Anyhow, there IS a game tethered to all of this, but do you really need the details? You're familiar with BioWare, no? Conversation wheel, morality choices, that sort of thing. The action was okay for its time, but since video game combat evolves by the microsecond, it already feels stale. ME1's gunplay lacks the adrenalized elegance of its sequel, and is hampered further by gear micro-management and the worst vehicle combat this side of... well, Combat, the old Atari game with the little square tanks. After a while, you'll wish the mercenaries would go away so you could talk some more... which is weird to say, but there it is. You won't remember many of the firefights, other than some good setpieces against Liara's Mom and arch-villain Saren.
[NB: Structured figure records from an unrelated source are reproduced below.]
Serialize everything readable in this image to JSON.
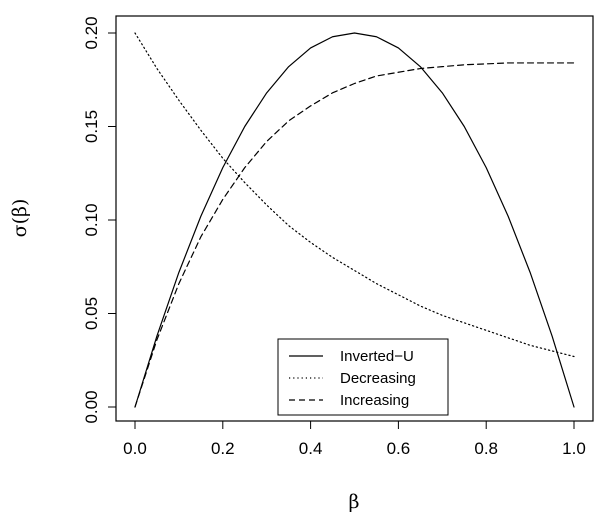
{
  "chart_data": {
    "type": "line",
    "title": "",
    "xlabel": "β",
    "ylabel": "σ(β)",
    "xlim": [
      0.0,
      1.0
    ],
    "ylim": [
      0.0,
      0.2
    ],
    "xticks": [
      0.0,
      0.2,
      0.4,
      0.6,
      0.8,
      1.0
    ],
    "xtick_labels": [
      "0.0",
      "0.2",
      "0.4",
      "0.6",
      "0.8",
      "1.0"
    ],
    "yticks": [
      0.0,
      0.05,
      0.1,
      0.15,
      0.2
    ],
    "ytick_labels": [
      "0.00",
      "0.05",
      "0.10",
      "0.15",
      "0.20"
    ],
    "grid": false,
    "legend_position": "bottom-center",
    "x": [
      0.0,
      0.05,
      0.1,
      0.15,
      0.2,
      0.25,
      0.3,
      0.35,
      0.4,
      0.45,
      0.5,
      0.55,
      0.6,
      0.65,
      0.7,
      0.75,
      0.8,
      0.85,
      0.9,
      0.95,
      1.0
    ],
    "series": [
      {
        "name": "Inverted−U",
        "line_style": "solid",
        "values": [
          0.0,
          0.038,
          0.072,
          0.102,
          0.128,
          0.15,
          0.168,
          0.182,
          0.192,
          0.198,
          0.2,
          0.198,
          0.192,
          0.182,
          0.168,
          0.15,
          0.128,
          0.102,
          0.072,
          0.038,
          0.0
        ]
      },
      {
        "name": "Decreasing",
        "line_style": "dotted",
        "values": [
          0.2,
          0.181,
          0.164,
          0.148,
          0.133,
          0.12,
          0.108,
          0.097,
          0.088,
          0.08,
          0.073,
          0.066,
          0.06,
          0.054,
          0.049,
          0.045,
          0.041,
          0.037,
          0.033,
          0.03,
          0.027
        ]
      },
      {
        "name": "Increasing",
        "line_style": "dashed",
        "values": [
          0.0,
          0.036,
          0.066,
          0.091,
          0.111,
          0.128,
          0.142,
          0.153,
          0.161,
          0.168,
          0.173,
          0.177,
          0.179,
          0.181,
          0.182,
          0.183,
          0.1835,
          0.184,
          0.184,
          0.184,
          0.184
        ]
      }
    ]
  }
}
What you WILL remember, though, is that first gorgeous vista view of the Citadel. Or a pissed-off Wrex shooting at fish on Virmire. Or the basic cable sex scenes that somehow sparked a Web-wide scandal. ("My son Timmy saw a digital character's breasts! If only there had been some kind of legal guardian to protect him from a product with a legally-mandated age restriction printed on the box!") All of this is backed up by the best voice-acting in the industry - this CANNOT be stressed enough. I gamed back when voice acting never existed, and then when it became an exciting novelty. Folks, I cannot tell you how bad game voice-acting used to be. Resident Evil? That was pretty much standard fare until companies like LucasArts and BioWare/Black Isle stepped up, realizing that their stories and gags might have more punch if they came from someone more qualified than a mumbly intern who doesn't know which word to accentuate in a sentence.

ME2 is a much stronger game than ME1, but I've come to appreciate what the original brought to the dance. It tells a fairly typical story very well, and populates it with delightful characters and great moments. More importantly, it crafts a universe that gives BioWare a chance to tell two of the greatest video game adventures ever told. ME1 is like a solid drummer or unselfish straight man - it won't get the shiny awards or adulation, but true fans realize how important their work is.

And if nothing else, it gave us Shepard's unspeakably bad dancing animation. For which we are forever grateful.